( Part II )
Michel Foucault’s thesis in Discipline and Punish was: power is a relationship, not a possession. The Nation-State development, in the course of the 18-19th centuryies went from being a mere possession -clique-run, usually aristocratic- into a relational or democratically-run state. In the process the state had separated authority into various realms and spheres, and gave the various institutions, particularly, the political and military establishments different, yet complimentar, roles and tasks.
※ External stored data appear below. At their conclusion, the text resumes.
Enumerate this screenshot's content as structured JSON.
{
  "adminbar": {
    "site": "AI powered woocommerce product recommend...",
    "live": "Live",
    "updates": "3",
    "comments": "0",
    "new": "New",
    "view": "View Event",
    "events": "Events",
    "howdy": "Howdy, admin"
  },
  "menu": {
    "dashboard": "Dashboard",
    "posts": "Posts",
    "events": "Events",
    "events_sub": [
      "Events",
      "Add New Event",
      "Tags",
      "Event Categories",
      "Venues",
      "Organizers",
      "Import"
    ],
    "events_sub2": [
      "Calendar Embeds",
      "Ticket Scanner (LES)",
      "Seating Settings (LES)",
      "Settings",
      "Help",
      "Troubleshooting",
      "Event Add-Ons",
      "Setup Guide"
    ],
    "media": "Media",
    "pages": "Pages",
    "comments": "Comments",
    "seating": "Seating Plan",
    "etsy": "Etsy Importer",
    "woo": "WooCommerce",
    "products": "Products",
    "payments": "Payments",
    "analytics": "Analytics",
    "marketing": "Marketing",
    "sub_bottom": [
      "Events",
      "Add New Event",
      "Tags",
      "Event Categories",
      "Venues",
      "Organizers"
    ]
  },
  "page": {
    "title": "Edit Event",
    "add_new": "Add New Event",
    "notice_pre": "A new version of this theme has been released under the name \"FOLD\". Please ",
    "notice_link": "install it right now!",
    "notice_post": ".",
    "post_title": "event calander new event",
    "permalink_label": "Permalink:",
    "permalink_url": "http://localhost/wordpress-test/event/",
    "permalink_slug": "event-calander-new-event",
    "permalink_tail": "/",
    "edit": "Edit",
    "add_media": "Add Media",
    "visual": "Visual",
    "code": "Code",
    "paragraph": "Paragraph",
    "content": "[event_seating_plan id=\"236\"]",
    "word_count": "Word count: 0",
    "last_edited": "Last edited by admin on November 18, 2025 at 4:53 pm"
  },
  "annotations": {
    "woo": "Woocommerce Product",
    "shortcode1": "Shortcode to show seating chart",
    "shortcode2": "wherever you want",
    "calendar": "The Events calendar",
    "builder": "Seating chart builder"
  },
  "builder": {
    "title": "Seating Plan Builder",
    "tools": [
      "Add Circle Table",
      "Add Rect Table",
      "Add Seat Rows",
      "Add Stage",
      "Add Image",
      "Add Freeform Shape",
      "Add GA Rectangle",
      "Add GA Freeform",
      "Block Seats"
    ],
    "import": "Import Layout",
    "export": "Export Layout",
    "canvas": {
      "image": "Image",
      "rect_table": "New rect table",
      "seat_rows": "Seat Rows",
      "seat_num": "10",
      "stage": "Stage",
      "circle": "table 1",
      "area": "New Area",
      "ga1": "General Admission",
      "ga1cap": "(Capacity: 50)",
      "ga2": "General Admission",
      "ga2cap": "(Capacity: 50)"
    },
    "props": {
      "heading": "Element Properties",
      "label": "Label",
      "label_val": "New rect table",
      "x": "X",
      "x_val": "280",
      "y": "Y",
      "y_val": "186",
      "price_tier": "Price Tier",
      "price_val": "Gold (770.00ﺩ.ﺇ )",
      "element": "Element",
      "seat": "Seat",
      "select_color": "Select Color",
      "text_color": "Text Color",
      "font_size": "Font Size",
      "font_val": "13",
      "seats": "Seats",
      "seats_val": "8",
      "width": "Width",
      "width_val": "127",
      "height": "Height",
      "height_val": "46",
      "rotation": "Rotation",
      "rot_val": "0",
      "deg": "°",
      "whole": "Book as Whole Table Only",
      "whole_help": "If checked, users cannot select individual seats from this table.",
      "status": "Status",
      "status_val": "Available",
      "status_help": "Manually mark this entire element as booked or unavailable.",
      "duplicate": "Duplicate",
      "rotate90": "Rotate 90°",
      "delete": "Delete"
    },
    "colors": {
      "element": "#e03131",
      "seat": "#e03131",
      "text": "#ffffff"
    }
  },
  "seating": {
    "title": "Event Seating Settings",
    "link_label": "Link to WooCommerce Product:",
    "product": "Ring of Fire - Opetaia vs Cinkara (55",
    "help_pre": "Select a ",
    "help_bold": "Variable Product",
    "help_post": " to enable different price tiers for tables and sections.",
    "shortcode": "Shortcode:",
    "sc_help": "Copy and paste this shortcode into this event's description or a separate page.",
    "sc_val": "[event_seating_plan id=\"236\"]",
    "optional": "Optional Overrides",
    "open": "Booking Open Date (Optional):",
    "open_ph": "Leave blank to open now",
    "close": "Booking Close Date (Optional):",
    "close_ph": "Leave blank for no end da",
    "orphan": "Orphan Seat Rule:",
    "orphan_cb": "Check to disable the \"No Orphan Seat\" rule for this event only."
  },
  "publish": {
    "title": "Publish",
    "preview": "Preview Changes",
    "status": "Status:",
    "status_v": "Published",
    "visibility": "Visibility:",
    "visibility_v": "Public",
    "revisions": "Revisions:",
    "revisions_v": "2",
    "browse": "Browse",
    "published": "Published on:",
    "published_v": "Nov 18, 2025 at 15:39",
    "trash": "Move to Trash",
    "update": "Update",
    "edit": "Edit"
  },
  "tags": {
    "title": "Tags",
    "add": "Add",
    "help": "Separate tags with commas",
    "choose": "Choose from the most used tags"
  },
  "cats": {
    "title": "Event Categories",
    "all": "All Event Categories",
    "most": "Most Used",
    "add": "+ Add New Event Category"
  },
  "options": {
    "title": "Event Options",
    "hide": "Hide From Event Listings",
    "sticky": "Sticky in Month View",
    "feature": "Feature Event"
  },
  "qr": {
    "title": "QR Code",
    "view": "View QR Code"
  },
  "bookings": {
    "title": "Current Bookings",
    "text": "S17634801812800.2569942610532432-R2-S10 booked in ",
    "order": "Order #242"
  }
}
Its transmuted and miniaturized version, the entity that was modeled after it, in the post-colonial world was seen as a ‘gift’ endowed by the giver, the departing colonial power, to be possessed by the fighter-rebels, when the colonial power’s marginal returns became negative and had to evacuate. Such a thinking led to an understanding, which, while may not have dominated in all regions in the same way, but the worst form of it has dominated the Arab region since. For a variety of reasons, some of them could be accounted for and others are still in the realm of mystery to be pondered, the Middle East’s withdrawal from civilization, in the late Middle Ages, was total and complete; an extreme turn about face beyond description. From Ibn Khaldun’s day -astride the end of the 15th and the beginning of the16th cenruries- to the mid-20th century, a cloud of darkness had settled on the deserts and kept them wrapped in total eclipse. The region went into a deep sleep; and poverty and ignorance had shed their shadows over the entire arc extending from the Ocean to the Gulf and beyond. Perhaps defeat added to a pessimistic religious view of life had turned culture into total disenchantment with the world! While the world went its way, Arabs broke with it to the extent of not even watching it from afar. What still had distinguished them from pure savages were the itinerant Qur’an reciters and what they could have imparted, through rote learning, of the rudimentary catechisms and the moral norms which went with them. By the time Europeans started mounting their campaign of invasions, after the Conquista, in the early 16th century and down to 19th and 20th centuries’ colonization, Arab were still caught in total eclipse and whatever little resistances they could have mustered were carried out under the mantle and banners of Religion and with the leadership of its clerics and preachers.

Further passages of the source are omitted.